È morto Giampiero Boniperti, presidente onorario e icona della Juve

ANTONIO BARILLÀ – pubblicato il 18 Giugno 2021 su LA STAMPA

Avrebbe compiuto 93 anni il 4 luglio. I funerali si svolgeranno in forma privata. La sua prima firma in bianconero è datata 22 maggio 1946

TORINO. Gli occhi chiari di Gampiero Boniperti si sono spenti per sempre in una notte di inizio estate, adesso sorridono dentro un album bianconero da sfogliare con un filo di soggezione: una leggenda, e non è modo di dire, il Santiago Bernabeu italiano, simbolo della Juventus e monumento del calcio oltre le barriere del tifo. Un calcio romantico, ormai appannato ricordo, dove le mani strette valevano più di una firma e i campioni non erano così distanti dalla gente, dove i presidenti erano papà e il business non contaminava le emozioni. Avrebbe compiuto 93 anni il 4 luglio, i funerali si svolgeranno nei prossimi giorni in forma privata per volere della famiglia.

Il primo contratto con la Juventus lo firmò il 22 maggio ’46, dentro il sottopassaggio del Comunale che dal prato portava agli spogliatoi. L’allenatore Felice Borel, dopo essere rimasto ben impressionato in un provino, volle vederlo ancora in un test tra le Riserve e il Fossano: finì 7-0 e lui segnò 7 gol, gli allungarono la penna appena uscito dal campo. Cominciò un’epopea fatta di dribbling e virtuosismi, soprattutto di gol: per ognuno, come premio, s’era accordato d’avere una mucca che andava a scegliere personalmente nei poderi degli Agnelli, e i fattori si lamentavano perché portava sempre via quelle gravide. Cominciò da centravanti, chiuse da centrocampista, vinse cinque scudetti e due coppe Italia, interpretò con John Charles e Omar Sivori uno dei tridenti più affascinanti di sempre, s’impose come talento internazionale (migliore in campo nel Resto del mondo dove fu convocato, unico italiano, per festeggiare i 90 anni della federazione inglese), resistette alle lusinghe di altri grandi club.

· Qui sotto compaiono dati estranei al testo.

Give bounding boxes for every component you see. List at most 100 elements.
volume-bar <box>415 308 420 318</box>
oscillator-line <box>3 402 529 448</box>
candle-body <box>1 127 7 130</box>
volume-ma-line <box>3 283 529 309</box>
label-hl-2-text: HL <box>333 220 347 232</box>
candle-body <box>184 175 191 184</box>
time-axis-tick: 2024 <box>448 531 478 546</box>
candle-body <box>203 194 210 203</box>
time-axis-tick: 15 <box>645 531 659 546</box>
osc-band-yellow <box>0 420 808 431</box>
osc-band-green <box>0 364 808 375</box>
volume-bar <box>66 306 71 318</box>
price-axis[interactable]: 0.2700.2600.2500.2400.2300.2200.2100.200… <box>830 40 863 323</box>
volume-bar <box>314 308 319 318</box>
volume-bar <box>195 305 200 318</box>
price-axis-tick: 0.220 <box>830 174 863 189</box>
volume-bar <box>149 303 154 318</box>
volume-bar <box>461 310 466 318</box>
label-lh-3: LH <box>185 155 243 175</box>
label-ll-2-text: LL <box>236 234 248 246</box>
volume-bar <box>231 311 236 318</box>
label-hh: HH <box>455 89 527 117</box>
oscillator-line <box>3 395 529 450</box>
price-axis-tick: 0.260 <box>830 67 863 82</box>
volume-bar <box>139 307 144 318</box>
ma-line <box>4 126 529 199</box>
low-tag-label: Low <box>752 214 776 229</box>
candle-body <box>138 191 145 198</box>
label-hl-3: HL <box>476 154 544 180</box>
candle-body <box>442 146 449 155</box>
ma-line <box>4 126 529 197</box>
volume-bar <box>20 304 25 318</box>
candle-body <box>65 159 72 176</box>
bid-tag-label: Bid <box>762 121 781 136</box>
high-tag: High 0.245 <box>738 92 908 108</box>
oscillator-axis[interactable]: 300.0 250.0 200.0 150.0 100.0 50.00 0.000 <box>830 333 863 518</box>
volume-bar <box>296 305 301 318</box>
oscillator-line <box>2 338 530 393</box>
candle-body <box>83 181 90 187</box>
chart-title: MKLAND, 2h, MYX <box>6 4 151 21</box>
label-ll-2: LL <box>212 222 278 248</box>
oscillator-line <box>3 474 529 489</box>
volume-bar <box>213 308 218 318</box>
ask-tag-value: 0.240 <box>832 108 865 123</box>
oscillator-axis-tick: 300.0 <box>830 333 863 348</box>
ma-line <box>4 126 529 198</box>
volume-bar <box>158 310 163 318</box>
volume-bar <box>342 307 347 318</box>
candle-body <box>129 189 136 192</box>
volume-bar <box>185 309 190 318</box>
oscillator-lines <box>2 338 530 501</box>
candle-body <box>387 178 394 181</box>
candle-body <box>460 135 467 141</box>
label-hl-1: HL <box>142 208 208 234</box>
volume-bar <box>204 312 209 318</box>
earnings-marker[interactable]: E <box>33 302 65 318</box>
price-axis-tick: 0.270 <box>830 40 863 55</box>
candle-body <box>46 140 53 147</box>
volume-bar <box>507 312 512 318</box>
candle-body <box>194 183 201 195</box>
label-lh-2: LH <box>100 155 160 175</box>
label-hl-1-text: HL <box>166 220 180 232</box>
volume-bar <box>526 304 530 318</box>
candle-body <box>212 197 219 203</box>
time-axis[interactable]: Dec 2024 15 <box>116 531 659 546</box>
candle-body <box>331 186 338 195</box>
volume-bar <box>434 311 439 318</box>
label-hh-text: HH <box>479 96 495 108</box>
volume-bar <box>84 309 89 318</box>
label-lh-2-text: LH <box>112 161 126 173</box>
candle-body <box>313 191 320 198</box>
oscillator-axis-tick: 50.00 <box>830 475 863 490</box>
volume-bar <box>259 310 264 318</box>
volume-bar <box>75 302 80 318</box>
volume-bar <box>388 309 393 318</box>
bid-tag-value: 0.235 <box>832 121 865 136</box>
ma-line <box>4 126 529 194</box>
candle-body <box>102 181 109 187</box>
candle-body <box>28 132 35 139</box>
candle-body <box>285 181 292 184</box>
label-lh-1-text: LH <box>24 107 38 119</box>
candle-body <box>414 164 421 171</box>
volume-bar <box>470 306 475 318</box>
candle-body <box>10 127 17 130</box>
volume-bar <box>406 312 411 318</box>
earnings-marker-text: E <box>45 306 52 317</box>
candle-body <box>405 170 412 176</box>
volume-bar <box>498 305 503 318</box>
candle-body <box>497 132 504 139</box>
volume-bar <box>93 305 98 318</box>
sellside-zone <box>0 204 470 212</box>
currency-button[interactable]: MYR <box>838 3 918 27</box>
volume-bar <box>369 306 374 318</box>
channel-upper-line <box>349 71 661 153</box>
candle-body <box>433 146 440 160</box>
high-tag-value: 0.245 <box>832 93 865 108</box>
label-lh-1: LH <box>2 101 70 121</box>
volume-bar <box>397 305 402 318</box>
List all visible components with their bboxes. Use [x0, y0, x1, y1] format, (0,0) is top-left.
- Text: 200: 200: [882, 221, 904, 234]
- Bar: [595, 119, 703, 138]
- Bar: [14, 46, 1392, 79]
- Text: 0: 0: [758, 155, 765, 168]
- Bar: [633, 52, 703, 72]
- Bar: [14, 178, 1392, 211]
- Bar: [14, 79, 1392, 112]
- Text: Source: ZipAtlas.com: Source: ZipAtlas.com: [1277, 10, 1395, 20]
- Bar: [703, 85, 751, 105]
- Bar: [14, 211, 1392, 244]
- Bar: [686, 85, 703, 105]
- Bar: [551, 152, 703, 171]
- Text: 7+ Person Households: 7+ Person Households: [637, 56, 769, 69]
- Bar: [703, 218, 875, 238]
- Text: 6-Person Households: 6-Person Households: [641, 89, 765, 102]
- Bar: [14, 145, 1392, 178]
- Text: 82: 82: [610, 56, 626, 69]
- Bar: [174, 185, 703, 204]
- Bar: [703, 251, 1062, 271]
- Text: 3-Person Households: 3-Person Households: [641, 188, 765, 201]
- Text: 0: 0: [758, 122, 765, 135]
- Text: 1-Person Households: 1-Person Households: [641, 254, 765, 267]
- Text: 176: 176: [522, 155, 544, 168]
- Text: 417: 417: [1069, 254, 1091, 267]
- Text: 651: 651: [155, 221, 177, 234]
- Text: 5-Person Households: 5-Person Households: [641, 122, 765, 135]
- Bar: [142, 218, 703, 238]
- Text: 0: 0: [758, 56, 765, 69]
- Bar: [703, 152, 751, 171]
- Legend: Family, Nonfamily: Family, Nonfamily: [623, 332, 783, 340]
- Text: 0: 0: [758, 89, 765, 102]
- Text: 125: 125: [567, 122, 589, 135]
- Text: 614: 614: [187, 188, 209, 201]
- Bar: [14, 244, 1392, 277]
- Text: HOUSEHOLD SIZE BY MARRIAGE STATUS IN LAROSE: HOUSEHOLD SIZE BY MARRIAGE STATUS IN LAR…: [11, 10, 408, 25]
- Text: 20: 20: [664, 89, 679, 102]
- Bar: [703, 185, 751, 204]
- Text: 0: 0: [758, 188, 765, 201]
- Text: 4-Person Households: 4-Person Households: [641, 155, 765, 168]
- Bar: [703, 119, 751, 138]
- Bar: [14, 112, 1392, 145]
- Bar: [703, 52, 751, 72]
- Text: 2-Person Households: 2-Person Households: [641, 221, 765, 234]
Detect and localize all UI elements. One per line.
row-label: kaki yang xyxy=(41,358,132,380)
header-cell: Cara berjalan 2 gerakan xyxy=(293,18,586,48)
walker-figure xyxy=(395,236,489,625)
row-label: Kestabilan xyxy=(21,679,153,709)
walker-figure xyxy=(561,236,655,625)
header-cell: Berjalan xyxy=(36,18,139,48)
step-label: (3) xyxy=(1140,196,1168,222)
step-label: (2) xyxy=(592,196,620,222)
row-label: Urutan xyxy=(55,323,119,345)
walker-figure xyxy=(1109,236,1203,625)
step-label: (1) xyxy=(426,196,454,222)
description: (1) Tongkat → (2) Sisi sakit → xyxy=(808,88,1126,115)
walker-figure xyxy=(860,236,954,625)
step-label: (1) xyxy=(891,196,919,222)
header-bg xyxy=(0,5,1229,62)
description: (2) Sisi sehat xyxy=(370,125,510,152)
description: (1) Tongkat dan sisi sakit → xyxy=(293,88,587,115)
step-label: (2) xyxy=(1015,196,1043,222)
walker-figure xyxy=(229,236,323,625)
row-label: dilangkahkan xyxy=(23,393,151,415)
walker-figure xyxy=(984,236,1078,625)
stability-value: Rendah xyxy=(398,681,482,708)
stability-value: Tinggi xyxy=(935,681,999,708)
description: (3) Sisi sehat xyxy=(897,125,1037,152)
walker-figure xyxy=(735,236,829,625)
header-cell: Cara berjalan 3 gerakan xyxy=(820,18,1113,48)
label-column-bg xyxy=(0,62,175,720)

Lo corteggiò anche il Toro, su suggerimento di Valentino Mazzola, lui accettò l’invito del presidente Novo per gentilezza però nemmeno ascoltò la proposta: «Sono della Juve, non posso» disse semplicemente. Vestì così la maglia granata una sola, volta, in una partita di beneficenza nel ricordo del Grande Torino, il resto furono stracittadine feroci eppure corrette: «Se potessi le abolirei, il derby mi consuma: amo troppo la Juve e ho così rispetto per il Toro che non può essere altrimenti». Lasciò il calcio giocato nel 1961, dopo il famoso 9-1 sull’Inter scesa in campo con i ragazzini per protesta: a fine gara, senza preavviso, si sfilò gli scarpini e li consegnò al magazziniere: «Tieni, a me non servono più».

Rimase nei quadri dirigenziali e nel ‘71 diventò presidente, costruì una grandissima Juve e vinse perfino più che da calciatore, insegnò una disciplina ferrea («Presentarsi con i capelli corti e ordinati» raccomandava nelle lettere di convocazione) e puntò con forza sullo stile e sull’immagine del club. Arrivarono nove scudetti, due coppe Italia e i primi trofei internazionali della storia: Coppa dei Campioni, Uefa, Supercoppa Uefa e Coppa delle Coppe. Proverbiali, come le tribune lasciate a fine primo tempo e i procuratori lasciati fuori dalla porta, le trattative con i calciatori sugli ingaggi: per respingere le richieste d’aumento, mostrava a volte le foto di modesti avversari con cui era capitato di perdere oppure ritagli di giornale che raccontavano prestazioni opache, e così, in un colpo, faceva gli interessi societari e pungolava i suoi ragazzi.

Si dimise nel ’90, quando la Juventus tentò un nuovo corso e una rivoluzione estetica, naufragata in fretta, con Gigi Maifredi, ma dopo una breve esperienza come capodelegazione azzurro ai Mondiali 90 tornò come amministratore delegato per un triennio, vincendo ancora una coppa Uefa. Fuori dalla Juve nell’epoca di Giraudo e Moggi, riapparve come presidente onorario dopo Calciopoli. Non smise mai, però, di essere custode della juventinità e un episodio commovente lo racconta. Nel 2000, quando morì Parola, Boniperti volle annodargli al collo la cravatta della sua vecchia divisa sociale: «L’ho fatto raccontò – anche se non avevo ruoli operativi, ma lui alla Juventus aveva portato signorilità, eleganza e gloria». Anche Boniperti, anzi di più: nell’ultimo viaggio lo immaginiamo con una cravatta bianconera bellissima.